Wajib, L'invitation au mariage - Annemarie Jacir / Lady Bird - Greta Gerwig

Voici deux films réalisés par des femmes. Ces deux films plutôt modestes sont très réussis. Je vous les recommande.

Je commence par Wajib, l'invitation au mariage (Miriam en dit beaucoup de bien) de la Palestinienne Annemarie Jacir. En Palestine, à Nazareth, Abu Shadi et Shadi, un père et son fils,partent en voiture distribuer l'invitation au mariage d'Amal, la fille du premier et la soeur du second. C'est une tradition dans cette région. Plutôt que de l'envoyer par la Poste, on la livre à domicile. Pendant des années, Abu Shadi, un professeur à la retraite, a élevé seul ses deux enfants, sa femme l'ayant quitté pour un autre. Shadi, son fils devenu architecte, vit désormais à Rome avec une italienne. Il est revenu exprès pour le mariage de sa soeur. Dans son pantalon rouge et ses cheveux en catogan, il détonne un peu dans le décor. Lui et son père discutent de choses et d'autre. Dans leur parcours en voiture, on constate que les ordures ne sont pas toujours ramassées dans les rues; et de même, les façades de certaines maisons sont défigurées par des bâches plastiques. La mère qui vit désormais aux Etats-Unis a aussi promis de venir. Les deux hommes passent d'une maison à l'autre jusqu'au coup de théâtre final au moment où Abu Shadi se confronte à son fils. C'est un dialogue très fort. Les deux acteurs principaux qui sont palestiniens, Mohammad et Saleh Bakri, père et fils dans la vie sont excellents. J'avais beaucoup apprécié Saleh Bakri dans Salvo (2013), Girafada (2013) et La visite de la fanfare (2007) dans lequel joue aussi son père.

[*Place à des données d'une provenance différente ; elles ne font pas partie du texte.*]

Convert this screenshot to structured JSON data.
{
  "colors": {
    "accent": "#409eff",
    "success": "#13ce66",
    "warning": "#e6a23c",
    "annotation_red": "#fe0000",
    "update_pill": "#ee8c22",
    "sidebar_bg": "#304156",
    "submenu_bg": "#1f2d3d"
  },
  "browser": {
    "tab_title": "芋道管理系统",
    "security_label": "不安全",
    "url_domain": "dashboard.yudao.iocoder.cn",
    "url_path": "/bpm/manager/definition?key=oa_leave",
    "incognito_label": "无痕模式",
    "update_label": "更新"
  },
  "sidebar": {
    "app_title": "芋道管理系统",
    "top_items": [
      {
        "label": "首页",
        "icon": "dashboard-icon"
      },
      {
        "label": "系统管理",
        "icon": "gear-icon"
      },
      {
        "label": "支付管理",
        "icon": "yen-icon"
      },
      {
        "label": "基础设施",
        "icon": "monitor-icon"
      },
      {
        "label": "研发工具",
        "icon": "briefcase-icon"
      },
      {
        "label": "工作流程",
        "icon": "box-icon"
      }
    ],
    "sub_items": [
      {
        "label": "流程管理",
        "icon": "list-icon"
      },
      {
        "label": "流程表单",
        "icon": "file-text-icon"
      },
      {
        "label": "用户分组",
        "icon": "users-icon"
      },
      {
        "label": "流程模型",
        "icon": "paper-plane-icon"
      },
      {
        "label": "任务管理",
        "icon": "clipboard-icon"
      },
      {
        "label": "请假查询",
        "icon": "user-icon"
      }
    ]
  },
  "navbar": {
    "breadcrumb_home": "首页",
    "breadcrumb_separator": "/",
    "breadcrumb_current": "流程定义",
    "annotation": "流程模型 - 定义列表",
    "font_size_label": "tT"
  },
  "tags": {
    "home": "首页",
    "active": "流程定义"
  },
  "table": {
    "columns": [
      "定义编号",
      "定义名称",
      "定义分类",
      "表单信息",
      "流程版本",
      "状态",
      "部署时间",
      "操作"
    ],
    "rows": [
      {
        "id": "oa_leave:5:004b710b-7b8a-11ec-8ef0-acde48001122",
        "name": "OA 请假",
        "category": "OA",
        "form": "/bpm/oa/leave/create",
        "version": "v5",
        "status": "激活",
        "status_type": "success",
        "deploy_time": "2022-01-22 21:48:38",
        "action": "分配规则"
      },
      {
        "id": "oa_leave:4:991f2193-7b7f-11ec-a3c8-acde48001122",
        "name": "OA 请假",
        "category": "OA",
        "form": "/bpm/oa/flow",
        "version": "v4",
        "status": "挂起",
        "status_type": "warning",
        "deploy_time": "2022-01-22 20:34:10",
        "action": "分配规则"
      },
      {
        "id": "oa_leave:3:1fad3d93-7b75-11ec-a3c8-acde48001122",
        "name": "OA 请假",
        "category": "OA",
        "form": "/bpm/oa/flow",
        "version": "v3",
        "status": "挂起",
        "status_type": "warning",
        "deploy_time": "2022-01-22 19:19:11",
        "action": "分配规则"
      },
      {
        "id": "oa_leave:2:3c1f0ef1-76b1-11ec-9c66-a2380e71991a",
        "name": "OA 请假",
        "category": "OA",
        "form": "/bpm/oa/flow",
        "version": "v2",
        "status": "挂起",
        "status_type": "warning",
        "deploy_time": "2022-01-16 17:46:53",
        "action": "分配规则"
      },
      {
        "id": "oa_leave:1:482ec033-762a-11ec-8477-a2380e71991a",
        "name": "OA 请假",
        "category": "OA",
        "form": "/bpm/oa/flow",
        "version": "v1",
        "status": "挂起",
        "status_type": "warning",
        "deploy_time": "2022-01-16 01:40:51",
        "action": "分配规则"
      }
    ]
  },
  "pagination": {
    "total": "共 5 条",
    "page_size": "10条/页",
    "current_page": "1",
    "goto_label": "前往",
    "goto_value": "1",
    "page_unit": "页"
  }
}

Je passe à Lady Bird de l'actrice et maintenant réalisatrice Greta Gerwig. Pour son premier film dont elle a aussi écrit le scénario, il semble qu'elle se soit plus ou moins inspirée de sa propre jeunesse. A Sacramento, en 2002, Christine McPherson, presque 18 ans, qui se fait appeler Lady Bird, vit des moments difficiles entre sa mère, infirmière protectrice envers elle, son père qui vient de faire licencier de sa boîte, et le fait que Sacramento, elle en a "ras le bol". Elle rêve d'entrer dans une grande université sur la côte Est. Pour les nuls en géographie, Sacramento est la capitale de la Californie. J'ai aimé le ton du film pas niais du tout. C'est léger et tendre. Greta Gerwig: une réalisatrice prometteuse. Un joli film que Valérie et le Bison ont bien apprécié aussi.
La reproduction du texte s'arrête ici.